As the traffic has recovered on the master after the drop, I would say that disk predictive failure and errors (only 379 errors only) has nothing to do with this issue.
This graphs shows that the traffic got back to normal rate hours ago.
What caused this...I don't know. But I think we can lower (if not close) this issue.
It looks like something just happened on db1082 again?
at roughly 16:54 edits on wikidata dropped off again and there was a spike in the slave lag.

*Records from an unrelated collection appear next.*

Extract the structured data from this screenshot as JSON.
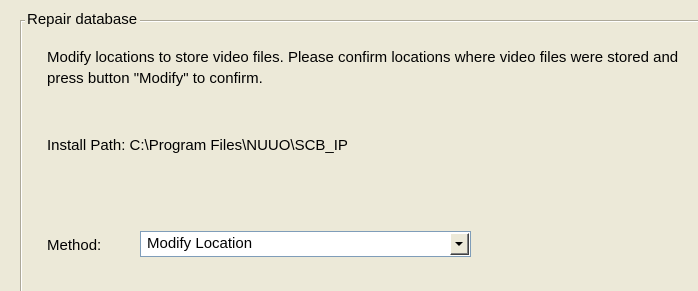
{
  "group": {
    "title": "Repair database"
  },
  "description": "Modify locations to store video files. Please confirm locations where video files were stored and press button \"Modify\" to confirm.",
  "install_path": "Install Path: C:\\Program Files\\NUUO\\SCB_IP",
  "method": {
    "label": "Method:",
    "selected_value": "Modify Location",
    "dropdown_icon": "chevron-down-icon"
  },
  "colors": {
    "background": "#ece9d8",
    "field_border": "#7f9db9",
    "groupbox_line": "#aca899"
  }
}
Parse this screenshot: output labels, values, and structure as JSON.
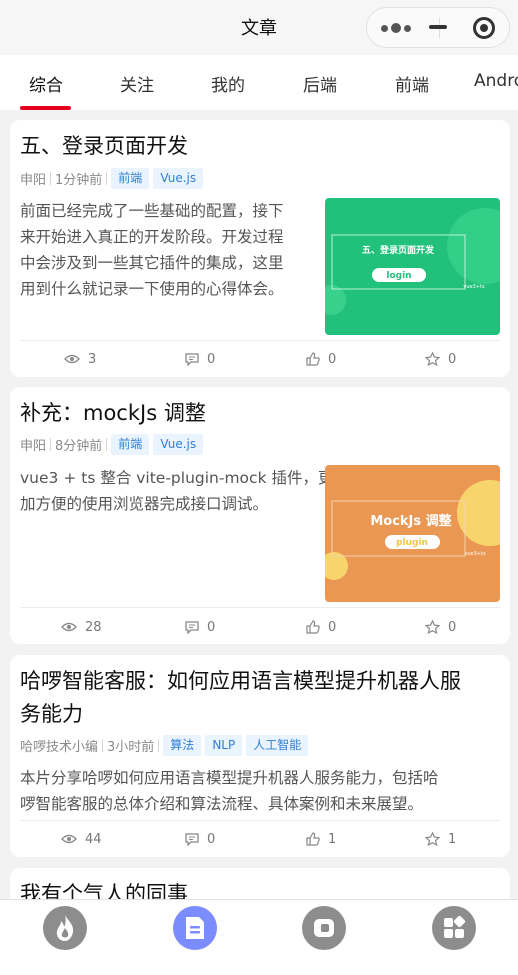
{
  "nav": {
    "title": "文章"
  },
  "tabs": [
    "综合",
    "关注",
    "我的",
    "后端",
    "前端",
    "Andro"
  ],
  "articles": [
    {
      "title": "五、登录页面开发",
      "author": "申阳",
      "time": "1分钟前",
      "tags": [
        "前端",
        "Vue.js"
      ],
      "summary_lines": [
        "前面已经完成了一些基础的配置，接下",
        "来开始进入真正的开发阶段。开发过程",
        "中会涉及到一些其它插件的集成，这里",
        "用到什么就记录一下使用的心得体会。"
      ],
      "thumb": {
        "title": "五、登录页面开发",
        "button": "login",
        "caption": "vue3+ts",
        "bg": "#21c17b"
      },
      "stats": {
        "views": "3",
        "comments": "0",
        "likes": "0",
        "stars": "0"
      }
    },
    {
      "title": "补充：mockJs 调整",
      "author": "申阳",
      "time": "8分钟前",
      "tags": [
        "前端",
        "Vue.js"
      ],
      "summary_lines": [
        "vue3 + ts 整合 vite-plugin-mock 插件，更",
        "加方便的使用浏览器完成接口调试。"
      ],
      "thumb": {
        "title": "MockJs 调整",
        "button": "plugin",
        "caption": "vue3+ts",
        "bg": "#ea9753"
      },
      "stats": {
        "views": "28",
        "comments": "0",
        "likes": "0",
        "stars": "0"
      }
    },
    {
      "title_lines": [
        "哈啰智能客服：如何应用语言模型提升机器人服",
        "务能力"
      ],
      "author": "哈啰技术小编",
      "time": "3小时前",
      "tags": [
        "算法",
        "NLP",
        "人工智能"
      ],
      "summary_lines": [
        "本片分享哈啰如何应用语言模型提升机器人服务能力，包括哈",
        "啰智能客服的总体介绍和算法流程、具体案例和未来展望。"
      ],
      "stats": {
        "views": "44",
        "comments": "0",
        "likes": "1",
        "stars": "1"
      }
    },
    {
      "title": "我有个气人的同事"
    }
  ],
  "tabbar": [
    "fire-icon",
    "article-icon",
    "chat-icon",
    "apps-icon"
  ],
  "colors": {
    "accent": "#e5001e",
    "tag_bg": "#eaf4ff",
    "tag_text": "#2f7ed8",
    "active_tab_icon": "#7b8cff"
  }
}
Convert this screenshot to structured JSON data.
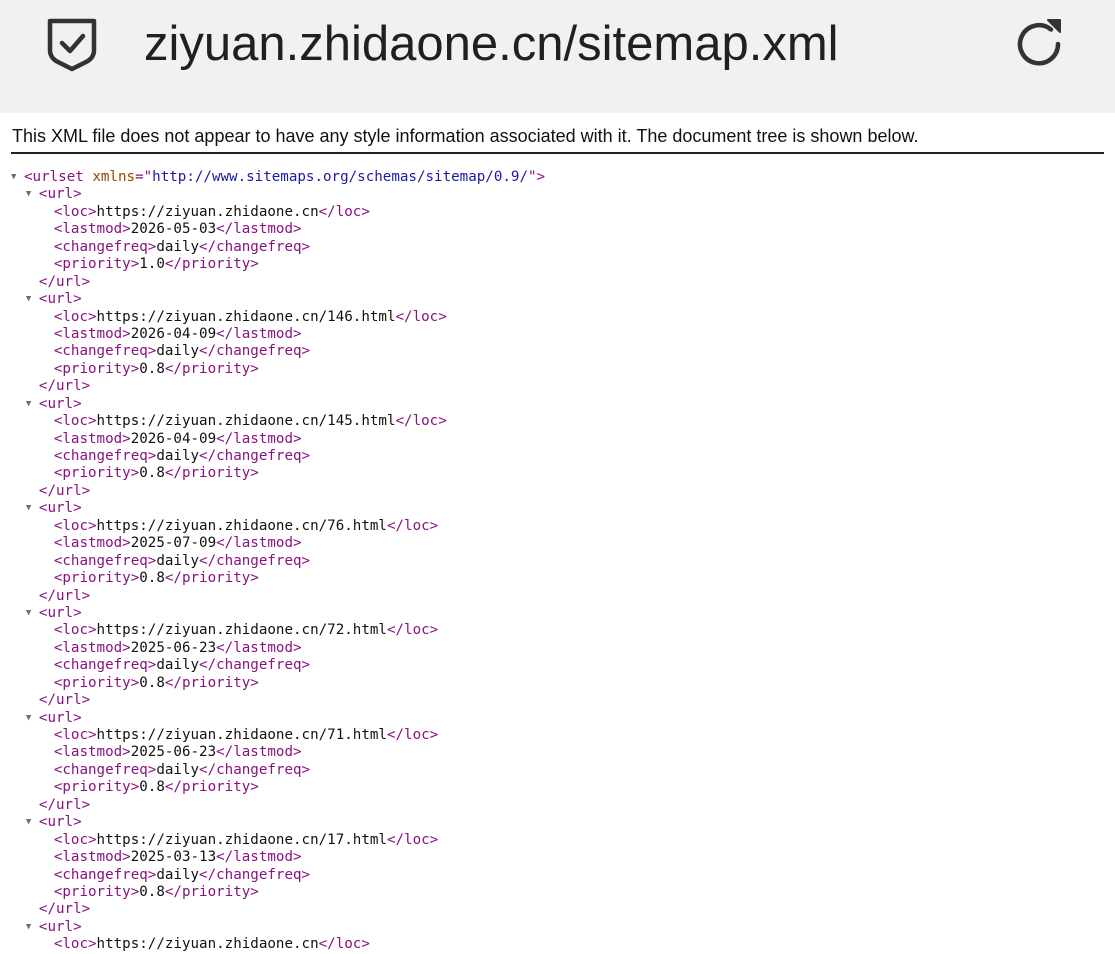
{
  "browser": {
    "url": "ziyuan.zhidaone.cn/sitemap.xml",
    "security_icon": "shield-check-icon",
    "reload_icon": "reload-icon"
  },
  "notice": "This XML file does not appear to have any style information associated with it. The document tree is shown below.",
  "tree": {
    "toggle_glyph": "▼",
    "root_open": "<urlset",
    "root_attr_name": "xmlns",
    "root_attr_eq": "=\"",
    "root_attr_value": "http://www.sitemaps.org/schemas/sitemap/0.9/",
    "root_attr_end": "\">",
    "url_open": "<url>",
    "url_close": "</url>",
    "loc_open": "<loc>",
    "loc_close": "</loc>",
    "lastmod_open": "<lastmod>",
    "lastmod_close": "</lastmod>",
    "changefreq_open": "<changefreq>",
    "changefreq_close": "</changefreq>",
    "priority_open": "<priority>",
    "priority_close": "</priority>",
    "urls": [
      {
        "loc": "https://ziyuan.zhidaone.cn",
        "lastmod": "2026-05-03",
        "changefreq": "daily",
        "priority": "1.0"
      },
      {
        "loc": "https://ziyuan.zhidaone.cn/146.html",
        "lastmod": "2026-04-09",
        "changefreq": "daily",
        "priority": "0.8"
      },
      {
        "loc": "https://ziyuan.zhidaone.cn/145.html",
        "lastmod": "2026-04-09",
        "changefreq": "daily",
        "priority": "0.8"
      },
      {
        "loc": "https://ziyuan.zhidaone.cn/76.html",
        "lastmod": "2025-07-09",
        "changefreq": "daily",
        "priority": "0.8"
      },
      {
        "loc": "https://ziyuan.zhidaone.cn/72.html",
        "lastmod": "2025-06-23",
        "changefreq": "daily",
        "priority": "0.8"
      },
      {
        "loc": "https://ziyuan.zhidaone.cn/71.html",
        "lastmod": "2025-06-23",
        "changefreq": "daily",
        "priority": "0.8"
      },
      {
        "loc": "https://ziyuan.zhidaone.cn/17.html",
        "lastmod": "2025-03-13",
        "changefreq": "daily",
        "priority": "0.8"
      },
      {
        "loc": "https://ziyuan.zhidaone.cn",
        "lastmod": "",
        "changefreq": "",
        "priority": ""
      }
    ]
  }
}
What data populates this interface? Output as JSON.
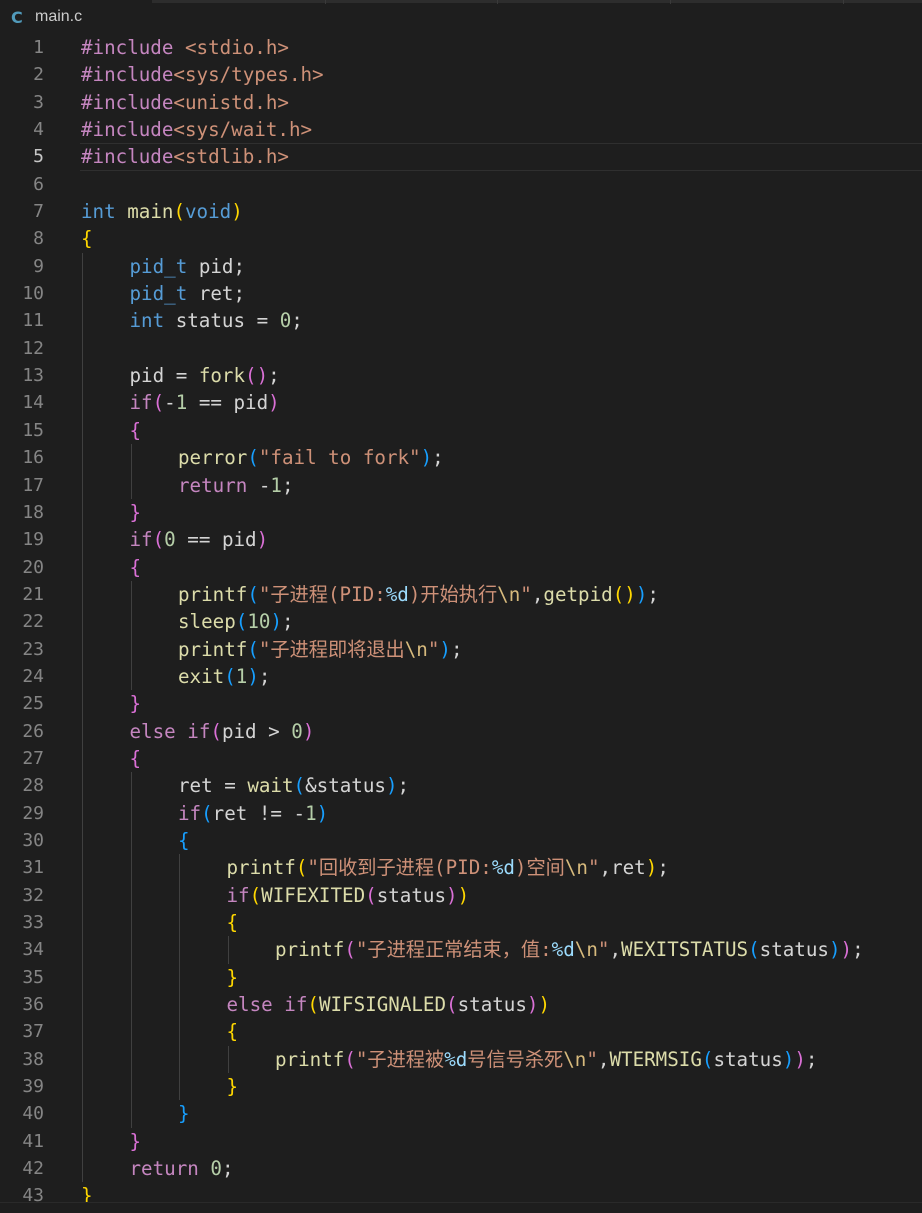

<icinga-wm> IRC echo bot PROBLEM - wikidata.org dispatch lag is higher than 300s on www.wikidata.org is CRITICAL: HTTP CRITICAL: HTTP/1.1 200 OK - pattern not found - 1953 bytes in 0.132 second response time
5:05 PM I<icinga-wm> IRC echo bot PROBLEM - MariaDB Slave Lag: s5 on db2038 is CRITICAL: CRITICAL slave_sql_lag Replication lag: 413.03 seconds
5:05 PM PROBLEM - MariaDB Slave Lag: s5 on db2052 is CRITICAL: CRITICAL slave_sql_lag Replication lag: 432.75 seconds
I'm on a plane but the lag is probably due to the massive spike in UPDATES the master (db1063) had
And this happened again just now:
https://grafana.wikimedia.org/dashboard/db/wikidata-edits?refresh=1m&panelId=1&fullscreen&orgId=1&from=1502980683784&to=1502984283784
And spike on the master again: https://grafana.wikimedia.org/dashboard/db/mysql?panelId=2&fullscreen&orgId=1&var-dc=eqiad%20prometheus%2Fops&var-server=db1063&var-port=9104&from=1502980743939&to=1502984343939
The execution of:
www-data 20284 0.0 0.1 328216 60744 ? S 15:30 0:00 php5 /srv/mediawiki-staging/multiversion/MWScript.php extensions/Wikidata/extensions/Wikibase/repo/maintenance/pruneChanges.php --wiki wikidatawiki --number-of-days=3
Matches the start of the issues.
I think this is just UPDATE /* Title::invalidateCache */ based on the binlogs, not the above script.
This has not happened since T164173 got fixed I believe, so maybe it was indeed a direct cause.